Kaplan–Meier methods were used to estimate OS in the matched cohorts, and groups were compared using the log-rank test. The primary effect estimates were obtained using Cox proportional hazards regression, with RT status as the primary exposure; models additionally included age and Charlson–Deyo score and were stratified by tumor size category and ER status in accordance with the HERO framework. Robust variance estimation clustered on matched pairs was used to account for the matched design. The proportional hazards assumption was evaluated using Schoenfeld residuals.
Restricted mean survival time (RMST) differences (RT − no RT) were estimated using the survRM2 framework at prespecified truncation times of 60 and 120 months for Arm 1. For Arm 2, RMST was evaluated at 60 months and at the maximum common follow-up between groups. Ninety-five percent confidence intervals were obtained using bootstrap resampling (2000 iterations), accounting for the matched design. Post hoc detectability was summarized descriptively using Schoenfeld approximations based on the observed number of deaths and is reported to reflect event sparsity.
As a sensitivity analysis to address residual confounding and to provide an alternative causal estimator, inverse probability of treatment weighting (IPTW) was performed using stabilized weights targeting the average treatment effect (ATE), with weights truncated at the 1st and 99th percentiles and restricted to the region of common propensity score support. Weighted Kaplan–Meier and weighted Cox regression (with robust sandwich standard errors) were then performed; RMST analyses were also repeated under IPTW where applicable. Covariate balance was reassessed after weighting using SMD.
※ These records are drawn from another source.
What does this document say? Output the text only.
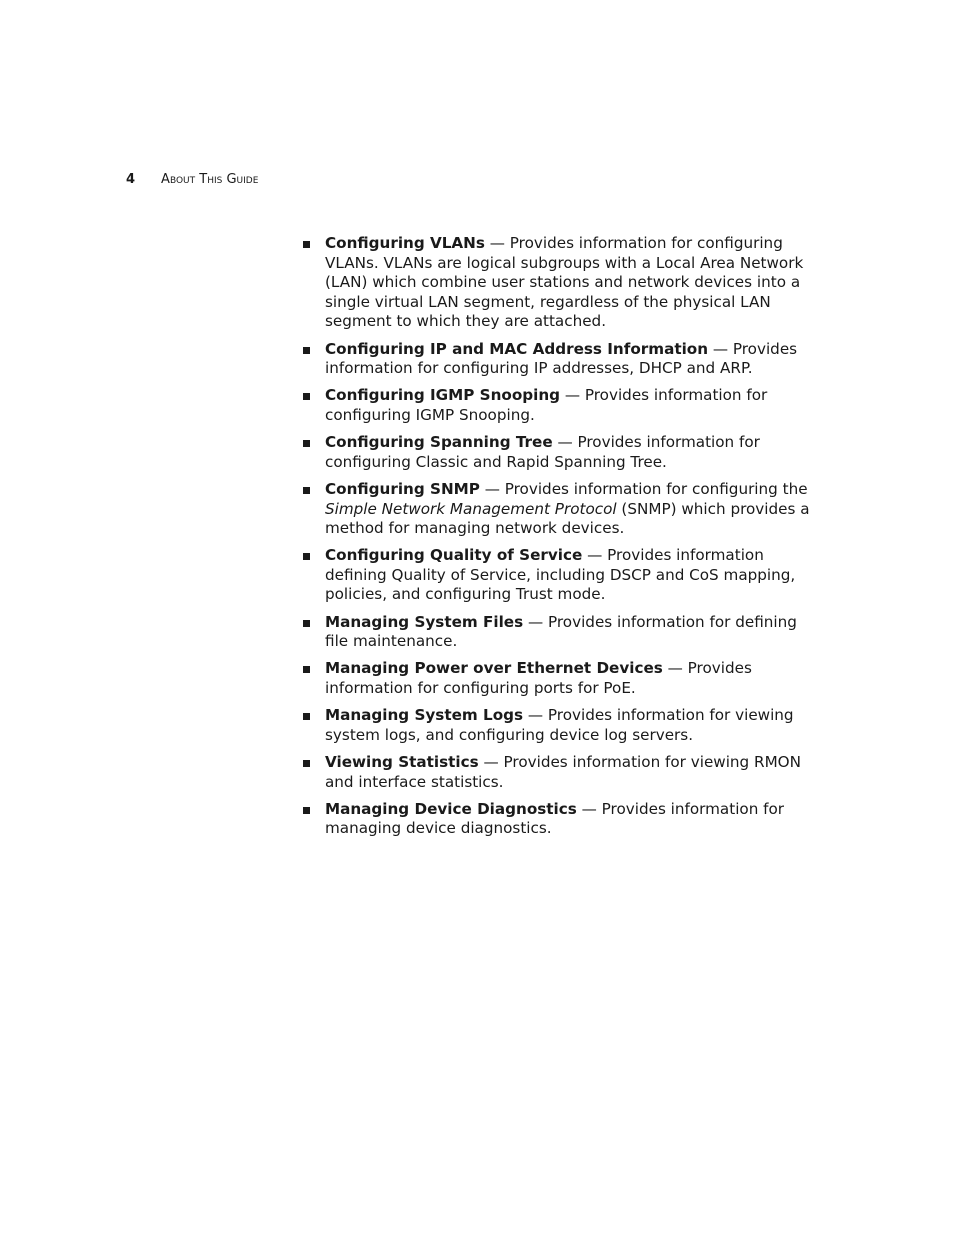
4 About This Guide
Configuring VLANs — Provides information for configuring VLANs. VLANs are logical subgroups with a Local Area Network (LAN) which combine user stations and network devices into a single virtual LAN segment, regardless of the physical LAN segment to which they are attached.
Configuring IP and MAC Address Information — Provides information for configuring IP addresses, DHCP and ARP.
Configuring IGMP Snooping — Provides information for configuring IGMP Snooping.
Configuring Spanning Tree — Provides information for configuring Classic and Rapid Spanning Tree.
Configuring SNMP — Provides information for configuring the Simple Network Management Protocol (SNMP) which provides a method for managing network devices.
Configuring Quality of Service — Provides information defining Quality of Service, including DSCP and CoS mapping, policies, and configuring Trust mode.
Managing System Files — Provides information for defining file maintenance.
Managing Power over Ethernet Devices — Provides information for configuring ports for PoE.
Managing System Logs — Provides information for viewing system logs, and configuring device log servers.
Viewing Statistics — Provides information for viewing RMON and interface statistics.
Managing Device Diagnostics — Provides information for managing device diagnostics.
All statistical analyses were conducted using R (version 4.5). Key packages included MatchIt (version 4.7.2) for propensity score matching, cobalt (version 4.6.1) for balance assessment, survival (version 3.8-3) for time-to-event analysis, and survRM2 (version 1.0-4) for RMST estimation. Analyses adhered to the Strengthening the Reporting of Observational Studies in Epidemiology (STROBE) guidelines.
3. Results
Cohort Characteristics: After applying eligibility criteria, restricting to the region of common propensity score support, and left-truncating survival time at 6 months to mitigate immortal time bias, propensity score matching yielded 409 matched pairs (N = 818) in Arm 1 (adjuvant systemic therapy) and 88 matched pairs (N = 176) in Arm 2 (neoadjuvant systemic therapy, pCR). There were 94 all-cause deaths in Arm 1 and 10 deaths in Arm 2 during follow-up. Baseline characteristics of the matched cohorts are summarized in Table 1. Covariate balance improved substantially after matching, with all measured covariates achieving acceptable standardized mean differences (|SMD| < 0.10) in both arms (Figure 2). In Arm 1, mean age was similar between groups (63.39 vs. 63.45 years), the majority of patients were White (84.1% vs. 84.6%), and comorbidity burden was low (Charlson–Deyo comorbidity index, 0.22 vs. 0.25). Patient diagnosis years ranged from 2007 to 2017, with most patients diagnosed between 2014 and 2017 (80.7% vs. 79.9%). Tumor grade was split evenly between low grade (I–II) and high grade (III–IV), and most tumors presented without lymphovascular invasion (78.5% vs. 77.3%). Exact matching resulted in identical distributions of HERO stratification variables across RT and no-RT groups: age ≥ 60 years (64.5%), tumor size > 1 cm (65.0%), and ER-positive status (77.0%).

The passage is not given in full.